I Made AI Make Me a Game in 14 Days: Here's How

It started, as these things sometimes do, with a link from a friend. It ended with … well, this playable something you can try, right here.

This post is about how that went: the successes, the bumps, and what it’s really like making AI make a game.

Part 0: Making Myself Get Into A Project

Right, so there is this guy called Pieter Levels. You might have seen his vibe coded flight simulator thing - the one that kinda blew up and made an ungodly amount of money, which, you know, hats off. My friend sent me the link, we had a laugh about how replicating that luck (or skill) wasn’t going to happen for us.

So of course a few days later Pieter announces a Vibe Coding competition. He basically left me no choice. I had to drop what I was doing and figure out how to build a WebGL game, runnable on mobile, in about two weeks (starting late, naturally).

Now, if I was going to do this, I was going to win. Narrator: He was not going to win.

But this was also about seeing how far I could take this whole vibe coding nonsense. I’ve come to believe pretty strongly that AI isn’t just some tool, and vibe coding isn’t for toy projects only. I wanted to make something that feels more engineered, something that feels like a real game.

Here is something I think about often: Seeing AI as a tool is mostly not keeping up with what it can do, and seeing it as a person or entity misses the point.

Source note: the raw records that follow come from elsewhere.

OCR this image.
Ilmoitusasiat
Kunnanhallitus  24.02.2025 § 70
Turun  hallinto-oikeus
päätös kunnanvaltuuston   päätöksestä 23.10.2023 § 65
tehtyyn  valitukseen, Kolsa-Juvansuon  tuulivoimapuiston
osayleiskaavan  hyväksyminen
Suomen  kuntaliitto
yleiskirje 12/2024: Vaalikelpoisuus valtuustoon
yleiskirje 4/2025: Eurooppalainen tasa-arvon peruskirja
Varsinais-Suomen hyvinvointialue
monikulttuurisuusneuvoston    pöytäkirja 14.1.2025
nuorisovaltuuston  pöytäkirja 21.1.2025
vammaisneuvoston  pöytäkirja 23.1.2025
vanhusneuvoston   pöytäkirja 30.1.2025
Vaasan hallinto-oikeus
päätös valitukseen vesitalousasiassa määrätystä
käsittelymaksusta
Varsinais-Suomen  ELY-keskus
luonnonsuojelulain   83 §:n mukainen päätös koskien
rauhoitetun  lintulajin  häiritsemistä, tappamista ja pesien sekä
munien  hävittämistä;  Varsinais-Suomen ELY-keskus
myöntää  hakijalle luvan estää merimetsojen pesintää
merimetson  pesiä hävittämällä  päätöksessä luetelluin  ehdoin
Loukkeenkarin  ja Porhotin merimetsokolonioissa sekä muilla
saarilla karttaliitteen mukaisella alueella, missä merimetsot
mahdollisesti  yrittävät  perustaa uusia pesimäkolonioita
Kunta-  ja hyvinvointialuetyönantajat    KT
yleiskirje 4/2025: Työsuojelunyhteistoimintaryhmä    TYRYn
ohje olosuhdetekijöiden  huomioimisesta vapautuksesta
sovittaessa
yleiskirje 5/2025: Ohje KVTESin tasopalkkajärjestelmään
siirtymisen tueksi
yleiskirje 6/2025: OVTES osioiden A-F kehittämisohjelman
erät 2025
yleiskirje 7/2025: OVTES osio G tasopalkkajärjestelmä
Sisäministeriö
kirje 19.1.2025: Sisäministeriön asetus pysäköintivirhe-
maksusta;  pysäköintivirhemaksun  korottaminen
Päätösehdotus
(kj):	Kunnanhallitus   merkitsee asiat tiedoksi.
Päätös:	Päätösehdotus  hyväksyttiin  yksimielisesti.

I think of it more like a basic resource - raw intelligence. More like water or sand. You can get more or less of it, it has different quality, and your job is to build the setup to use that intelligence well. Consider the term Artificial Intelligence itself - you can focus on the Artificial part, treating it like a distinct person or thing. Or, you can focus on the Intelligence - like it’s a substance. I think of it like artificial sand: a pile of stuff you can shape and build with, with more or less of it available depending on the source.

This jam wasn’t starting from zero for me. I’d already spent months building AI workflows, tools, and prompt tricks. So I had a lot of the groundwork ready - the setup to channel that intelligence. You could say I started this game months ago, by building that setup.

My plan for the jam was simple: shove as much AI as possible into every orifice and hope for the best.

Part 1: Making AI Make Ideas

To start, you need ideas. So, first task: throw AI at the problem. I used ChatGPT 4.5 for the creative brainstorming.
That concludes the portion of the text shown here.